Community Hospital, a health-care institution operated by the Seventh-day Adventist Church in the Caribbean Union, recently expanded its medical services in Trinidad and Tobago. The hospital, which first began as a clinic in 1948, continues to model the healing ministry of Jesus through an outstanding team of health-care workers, Kern Tobias, Caribbean Union president and chair of the hospital board, said recently.
“I know it’s not been easy during the years here, but thank you, Community Hospital, for providing quality services for so many at the national level and beyond,” Tobias said. “The hospital for many here symbolizes more than just a structure, more than a place to receive medication or another lab result; it represents hope and life to patients, partners, and visitors.”

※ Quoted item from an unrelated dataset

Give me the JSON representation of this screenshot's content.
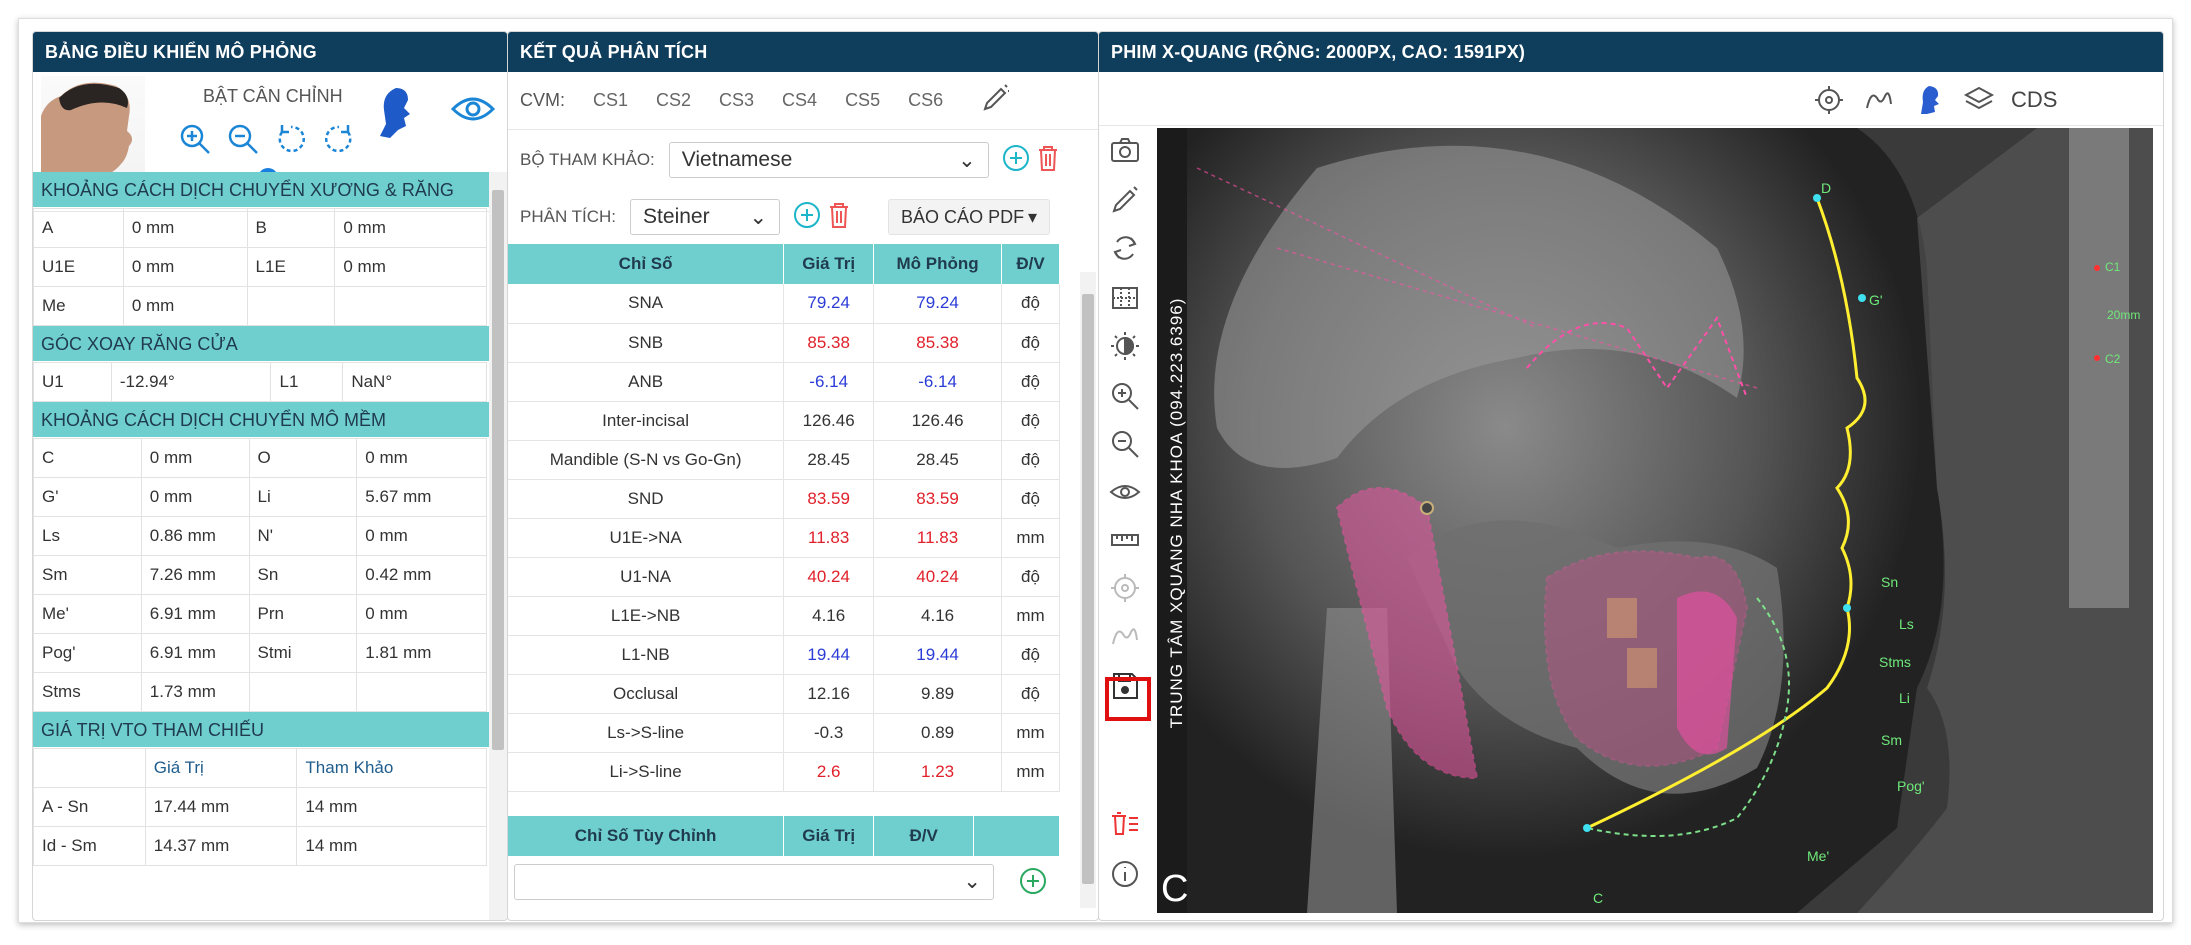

The hospital upgraded with twelve new high-tech dialysis chairs to replace its outdated models, due to the growing number of dialysis patients, CEO Stephen S. Carryl said. Carryl was appointed CEO of Community Hospital in mid-2022 after serving as chair of surgery, chief of perioperative services, and director of bariatric surgery at Harlem Hospital Center in New York, United States.
Two and a half years after health fairs were halted due to the pandemic, Community Hospital began offering free health screenings and health education and served more than 600 people in Trinidad in October.
Carryl said the hospital had confronted challenges but is working to enhance its facility services not only within the hospital grounds but in the surrounding communities. “We are implementing a new program where we are going to be the first and only hospital in the English-speaking Caribbean to have an inpatient rehab facility,” he said during a constituency meeting.
To facilitate the new rehabilitation services, a behavioral health unit has been integrated into the hospital’s wellness services headed by Joann Williams, Carryl said. “Every patient that comes to Community Hospital gets a psycho-social evaluation to determine what else is happening in their lives.” There is no other private hospital in Trinidad with such a department, Carryl added.
In addition, the hospital signed a memorandum of understanding this year with the University of the Southern Caribbean (USC), an Adventist educational institution in Trinidad, and is offering a medical clinic that operates daily on the campus. “The clinic is not just for students but soon will include an urgent-care facility that caters to the community,” Carryl said.
The 45-bed hospital opened in 1962 and has occupied a prominent place in health ministry on the island, church leaders said. National leaders at the time paid tribute to the Adventist Church for its commitment to medical ministry and the public with its critical care specialists. The institution has supplemented the government’s medical services offered at the Port of Spain and San Fernando general hospitals.
“Sixty years has been quite a journey, but with God’s help, [the hospital] will continue to deliver quality care to the community, for we are the best in quality care,” Carryl said. The Adventist hospital also facilitates support groups available to patients, their families, and the community in Trinidad and Tobago thanks to chaplaincy services.